News: What the Fear

Exclusive: P. Craig Russell Talks Gaiman's 'Dream Hunters'!

by Joseph McCabe, Tue., Oct. 7, 2008 3:38 PM PDT

P. Craig Russell is known throughout the comic-book world as an artist’s artist. His lush, detailed, clean-line artwork—ranging from adaptations of Wagner’s opera and Oscar Wilde’s fairy tales to fantasy comics like Conan and Elric—has inspired everyone from creators like Mike Mignola to today’s hottest indie cartoonists. He’s also done a substantial amount of work with Neil Gaiman, including Sandman 50 (“Ramadan”) and the Endless Nights collection's Eisner Award-winning short “Death in Venice”. Lately, he’s tackled adaptations of Gaiman’s prose work, and the results, books like Murder Mysteries and Coraline, have been justly praised. We caught up with Russell at this weekend’s Mid-Ohio Con (in Columbus, Ohio, not far from the artist’s home town) and asked him about his latest project—a comics adaptation of Gaiman’s eerie award-winning Japanese folk tale, The Dream Hunters

Can you comment on how Dream Hunters came about for you?

Well the project came about for me – Dream Hunters – about ten years ago, when Neil Gaiman sent me his first rough draft.  I read that and knew immediately that I wanted to do it.  But I had a five-year project I was doing at the time and so it had to wait until that was over.  Once I did that, it was like Dream Hunters and “Death In Venice” and Coraline and all these other projects kept coming in between, and so last summer I called him and I said “When are we gonna do Dream Hunters?”  So it just happened to coincide with Sandman’s 25th anniversary, they were looking for a Sandman project.  I was the one who called them and said “Are we gonna do this?”  And it turned out that was exactly what they were looking for.  So I finally got the chance to do it.

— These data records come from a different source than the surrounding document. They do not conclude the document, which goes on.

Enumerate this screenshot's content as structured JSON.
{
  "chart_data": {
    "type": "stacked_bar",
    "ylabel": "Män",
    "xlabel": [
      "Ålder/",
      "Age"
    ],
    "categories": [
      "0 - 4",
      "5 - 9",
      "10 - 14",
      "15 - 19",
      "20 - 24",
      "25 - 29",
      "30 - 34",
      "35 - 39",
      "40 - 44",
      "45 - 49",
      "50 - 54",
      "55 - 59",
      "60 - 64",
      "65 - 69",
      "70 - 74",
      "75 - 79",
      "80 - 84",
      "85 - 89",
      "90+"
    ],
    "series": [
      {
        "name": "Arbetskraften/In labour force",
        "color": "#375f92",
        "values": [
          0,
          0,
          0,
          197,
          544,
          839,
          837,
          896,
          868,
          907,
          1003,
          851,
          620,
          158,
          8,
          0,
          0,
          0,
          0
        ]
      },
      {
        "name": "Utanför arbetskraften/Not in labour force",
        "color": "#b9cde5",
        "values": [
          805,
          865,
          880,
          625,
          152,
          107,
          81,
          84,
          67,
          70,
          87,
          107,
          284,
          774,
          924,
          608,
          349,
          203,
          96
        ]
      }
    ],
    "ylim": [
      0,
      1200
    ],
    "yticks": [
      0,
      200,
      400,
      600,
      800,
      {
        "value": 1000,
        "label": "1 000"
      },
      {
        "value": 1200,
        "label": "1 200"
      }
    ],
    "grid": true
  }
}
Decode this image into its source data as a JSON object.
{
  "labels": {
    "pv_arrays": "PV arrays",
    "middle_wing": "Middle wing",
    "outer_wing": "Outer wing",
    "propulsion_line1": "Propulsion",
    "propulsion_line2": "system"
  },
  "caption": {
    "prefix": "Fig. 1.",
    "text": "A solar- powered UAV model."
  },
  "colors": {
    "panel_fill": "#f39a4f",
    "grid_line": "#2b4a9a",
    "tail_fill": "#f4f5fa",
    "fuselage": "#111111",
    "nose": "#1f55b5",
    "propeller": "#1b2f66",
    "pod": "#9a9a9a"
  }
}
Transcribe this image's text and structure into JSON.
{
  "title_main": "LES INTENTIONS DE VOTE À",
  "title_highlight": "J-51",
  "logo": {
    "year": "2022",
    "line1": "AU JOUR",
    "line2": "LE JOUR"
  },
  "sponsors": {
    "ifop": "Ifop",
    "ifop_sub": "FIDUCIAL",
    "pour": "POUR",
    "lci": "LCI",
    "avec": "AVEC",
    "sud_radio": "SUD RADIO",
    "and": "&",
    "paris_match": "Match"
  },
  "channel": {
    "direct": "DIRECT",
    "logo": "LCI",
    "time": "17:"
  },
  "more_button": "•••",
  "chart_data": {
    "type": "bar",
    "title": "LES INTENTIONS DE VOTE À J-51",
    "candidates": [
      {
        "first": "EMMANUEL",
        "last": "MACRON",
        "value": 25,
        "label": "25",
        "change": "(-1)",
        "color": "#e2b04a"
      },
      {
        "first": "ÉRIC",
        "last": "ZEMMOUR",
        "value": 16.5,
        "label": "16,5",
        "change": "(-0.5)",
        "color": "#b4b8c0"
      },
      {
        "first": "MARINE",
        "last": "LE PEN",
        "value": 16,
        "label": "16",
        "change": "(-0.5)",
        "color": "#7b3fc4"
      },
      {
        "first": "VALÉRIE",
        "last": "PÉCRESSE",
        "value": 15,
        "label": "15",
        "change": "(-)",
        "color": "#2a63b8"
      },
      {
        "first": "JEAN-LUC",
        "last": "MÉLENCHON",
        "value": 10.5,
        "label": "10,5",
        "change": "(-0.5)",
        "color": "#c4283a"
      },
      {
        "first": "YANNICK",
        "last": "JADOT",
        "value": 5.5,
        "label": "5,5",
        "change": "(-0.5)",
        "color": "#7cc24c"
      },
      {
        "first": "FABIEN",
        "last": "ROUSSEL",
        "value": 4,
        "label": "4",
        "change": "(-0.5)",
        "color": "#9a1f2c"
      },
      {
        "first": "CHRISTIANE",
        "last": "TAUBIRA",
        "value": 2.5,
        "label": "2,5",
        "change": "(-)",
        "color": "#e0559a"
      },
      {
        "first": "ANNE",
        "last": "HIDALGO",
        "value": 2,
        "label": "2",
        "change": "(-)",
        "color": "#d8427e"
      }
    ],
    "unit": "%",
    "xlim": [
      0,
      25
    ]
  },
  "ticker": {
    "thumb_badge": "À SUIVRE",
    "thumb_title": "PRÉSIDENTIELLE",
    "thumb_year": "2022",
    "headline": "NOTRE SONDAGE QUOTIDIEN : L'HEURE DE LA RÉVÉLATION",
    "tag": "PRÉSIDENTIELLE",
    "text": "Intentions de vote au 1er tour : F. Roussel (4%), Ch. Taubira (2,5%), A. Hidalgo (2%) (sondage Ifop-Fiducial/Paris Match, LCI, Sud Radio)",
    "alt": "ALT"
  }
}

You mentioned seeing a script ten years ago.  Was that after Yoshitaka Amano first illustrated Neil’s Dream Hunters novella?

No, this was before.  It was his first rough draft, which was what I had all these years.  That’s what I worked from, for my adaptation, and there were actually a couple differences between that first rough draft and [the illustrated novella], simple things – like a dream in which the grandfather remembers his dead grandfather died choking on a peach. My colorist Lovern Kindzierski was reading that, and he said “No, he chokes on a rice cake.”  I looked at my book and I said, “No, it’s a peach.”  But he had the published book and it was a rice cake.  And I said “well it’s gonna stay a peach!” [Laughs.]

So your version seems like it was something that was developed in your head separately but at the same time as the other version…

Well I had read the other version, but I don’t think there’s any substantial differences.  Neil has seen my adaptation and my script and layouts and all of that.  Everything seemed to pass mostly with him.  But it’s just a weird little anomaly.

Your graphic-novel adaptation of Neil’s Coraline came out recently -- how did you decide to go with the approach you took on that book's art?

Oh well I’d just been dancing back and forth on what I like to work with, whether in pencil or ink.  I’ve moved away from quill pen points to micron pens because I’m convinced they’ve changed the chemical makeup of ink, and it doesn’t flow from a pen point anymore like it used to.  I’ve also worked with pencil drawings, and now with scanning you can do anything in pencil and reproduce beautifully.  I’m still drawing in two stages, sort of penciling and “inking.”  I’m penciling in blue pencil and inking in pencil, and so it’s not like a sketchy, spontaneously drawn line.  It’s the same sort of finished line you use in ink.  It’s got kind of a nice, soft quality to it that I like.  So I like doing that occasionally.

Can you talk about any of the other stuff you’re currently working on?

There are two more Oscar Wilde volumes to come, and I wanna at least get one of those done.  There’s another new series – whose name escapes me right now, and there’s another couple of projects I’ve been kicking around.  I don’t know if they’ll happen yet, so I don’t want to mention anything.  I don’t have any large projects coming up.  I have like several thirty page stories, that kind of thing.